The language barrier was so hard. I was trying to ask 'What if she cries? Will you take her out to comfort her?', but they were not understanding the question. Jonathan decided to stay at the same hotel we stayed at pre-delivery for the night and go feed her every 3 hours, which gave me peace of mind about going home to be with Forest (and my breast pump). 

That night her levels had come down to 12.5 (needed to be a 12 for discharge) so we were relieved to know she'd probably have a short hospital stay (people kept telling me stories about their babies having to stay for 5 nights which was not helpful at all!). Sure enough she was discharged the next morning so we scooped up our rosy cheeked girl and took her home. 
It seems like such a small thing now, but trust me, I was a hot mess for those 24 hours. My heart goes out to all the mommas whose babies have extended NICU stays, especially my sister who commuted back and forth to the hospital for 15 weeks visiting her baby boy. I can't imagine balancing a sick baby long-term in the hospital, especially with other children at home. Just that one day of feeling like I couldn't be with both my children was devastating to me. 

We've been so lucky to have my parents here to really help with Forest, plus we have an amazing helper/nanny who has been picking up the slack with house cleaning/cooking/grocery shopping/swaddling babies. 
I call this the Burmese Swaddle. It's both magical and adorable. 

I've been able to really focus on Juliet these past 2 weeks without worrying about much else. 

Still, the newborn phase ain't easy and nursing is so much work! It can feel really isolating to be tethered to a baby constantly while my parents and hubby get to go do fun things with the 5 year old. I think I've been most emotional about just missing my boy. 
For so long, it's been the two of us. With Jonathan's crazy travel schedule, Forest and I just have an incredible bond and I miss him when we don't have time to connect. Forest has adjusted incredibly well, which I also credit to my parents spoiling him with plenty of attention and play. 

They leave about a week after he starts Kindergarten so I hope that school will be another welcome distraction to keep him busy and not feeling jealous of all the time I spend on Juliet. For now, he absolutely loves his baby sister and is smothering her with kisses and cuddles and is just so proud to be a big brother. He also made the final decision on her name so he loves telling people what she's called. 


We were concerned because during my pregnancy he made several comments about wanting to stay an only child and that having another baby was a bad idea. (I heard him mumble under his breath one time: "No one asked me if I wanted a baby. If they had I would have told them it was not a good plan.") But then the other day he was talking about a girl from preK and that now she's the only one without a brother or sister, and he's glad he has a sister because sometimes your mom and dad can't always play with you. Kind of breaks my heart that they aren't closer in age, but since we planned to be one and done it's just how things turned out. We are very happy that God had a different plan and we all love Juliet so very much. 
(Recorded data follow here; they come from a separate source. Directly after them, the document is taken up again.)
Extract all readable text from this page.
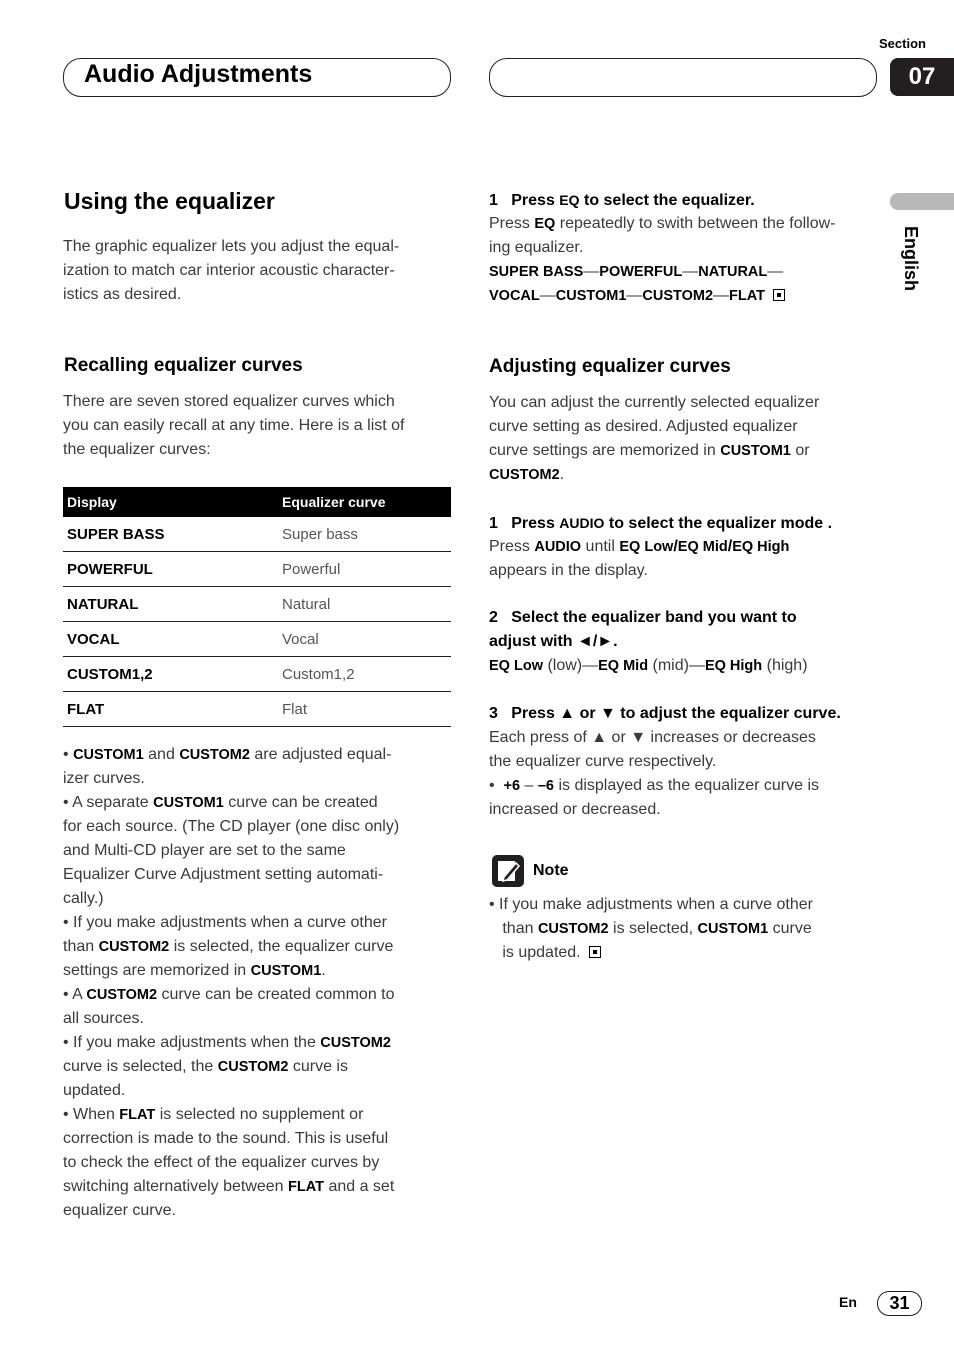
Audio Adjustments
Section
07
English
Using the equalizer
The graphic equalizer lets you adjust the equal-
ization to match car interior acoustic character-
istics as desired.
Recalling equalizer curves
There are seven stored equalizer curves which
you can easily recall at any time. Here is a list of
the equalizer curves:
Display	Equalizer curve
SUPER BASS	Super bass
POWERFUL	Powerful
NATURAL	Natural
VOCAL	Vocal
CUSTOM1,2	Custom1,2
FLAT	Flat
• CUSTOM1 and CUSTOM2 are adjusted equal-
izer curves.
• A separate CUSTOM1 curve can be created
for each source. (The CD player (one disc only)
and Multi-CD player are set to the same
Equalizer Curve Adjustment setting automati-
cally.)
• If you make adjustments when a curve other
than CUSTOM2 is selected, the equalizer curve
settings are memorized in CUSTOM1.
• A CUSTOM2 curve can be created common to
all sources.
• If you make adjustments when the CUSTOM2
curve is selected, the CUSTOM2 curve is
updated.
• When FLAT is selected no supplement or
correction is made to the sound. This is useful
to check the effect of the equalizer curves by
switching alternatively between FLAT and a set
equalizer curve.
1 Press EQ to select the equalizer.
Press EQ repeatedly to swith between the follow-
ing equalizer.
SUPER BASS—POWERFUL—NATURAL—
VOCAL—CUSTOM1—CUSTOM2—FLAT
Adjusting equalizer curves
You can adjust the currently selected equalizer
curve setting as desired. Adjusted equalizer
curve settings are memorized in CUSTOM1 or
CUSTOM2.
1 Press AUDIO to select the equalizer mode .
Press AUDIO until EQ Low/EQ Mid/EQ High
appears in the display.
2 Select the equalizer band you want to
adjust with ◄/►.
EQ Low (low)—EQ Mid (mid)—EQ High (high)
3 Press ▲ or ▼ to adjust the equalizer curve.
Each press of ▲ or ▼ increases or decreases
the equalizer curve respectively.
• +6 – –6 is displayed as the equalizer curve is
increased or decreased.
Note
• If you make adjustments when a curve other
than CUSTOM2 is selected, CUSTOM1 curve
is updated.
En	31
All in all, things are going smoothly and we are praising God for the mercy he has shown us through this transition. 

1 comment:

  1. So many ups and downs early on but it sounds like you are all doing great! Nice to have your parents there with you :) Breast feeding/pumping was probably my loneliest time and I didn't let Matt know until I was ready to fall off the ledge - you're doing great mama be gentle with yourself!!